Teens struggling with Anorexia will be able to relate very well with Lia, especially teen girls in general who struggle with body image. It is easy to understand where Lia is coming from and why she does what she does, even if the reader doesn't have an eating disorder. She's just a girl in pain, and that's her way of coping with it. This is why teachers can also get help from this book in terms of how they can assist students like this, it is able to put them in the minds of a student. Lia doesn't need told she has a problem, she knows that. What she needs is an open environment who is willing to help her lovingly and let her know that she can be both skinny and healthy, but she does have to weigh a little more in order to do that. It also shows us that monitoring her constantly isn't going to help either, she needs room to grow and get through this on her own.
Another reason why this can be benefical to students is becasue they can see the two sides to Anorexia Nervosa. On one side, we have Lia, who struggles throughout the novel, but eventually finds herself needing the proper help. By the end of the novel, she's in a recovery program, doing much better and eating food on a regular basis. She became healthy again. On the other side, tennagers can also see what happens when they don't get help.
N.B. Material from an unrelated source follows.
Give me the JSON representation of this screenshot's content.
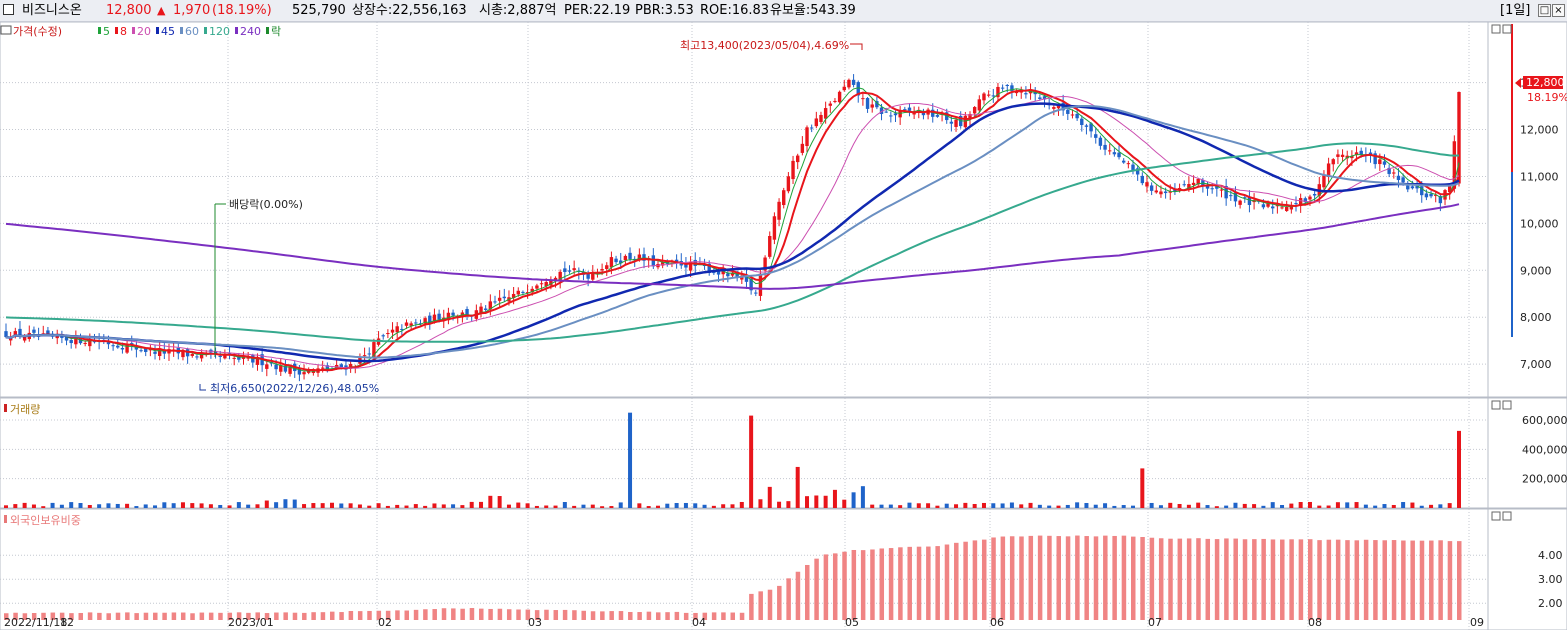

Lia's friend Cassie is found dead at the beginning of the novel. She was bulimic and her esophagus ruptured from how often she vomited her food back up, her stomach was also messed up, and started showing necrosis. Cassie is the ugly side of eating disorders and what can happen if students continue with them.
This book is an accurate portrayal of a student with eating disorders, but it's important that teachers be careful which books they choose to use or have in the classroom. For example, Scott Westerfeld's Uglies and Pretties features Tally, who goes from scorning the girls who starve themselves to pretty in the first novel, to purging herself after eating because she feels to fat. However, this is simply glazed over in the book and not properly described, and is not a very good portrayal of true mental illness for the classroom. It follows the stereotype, but does not necessarily do anything to help a student deal with their own disorder.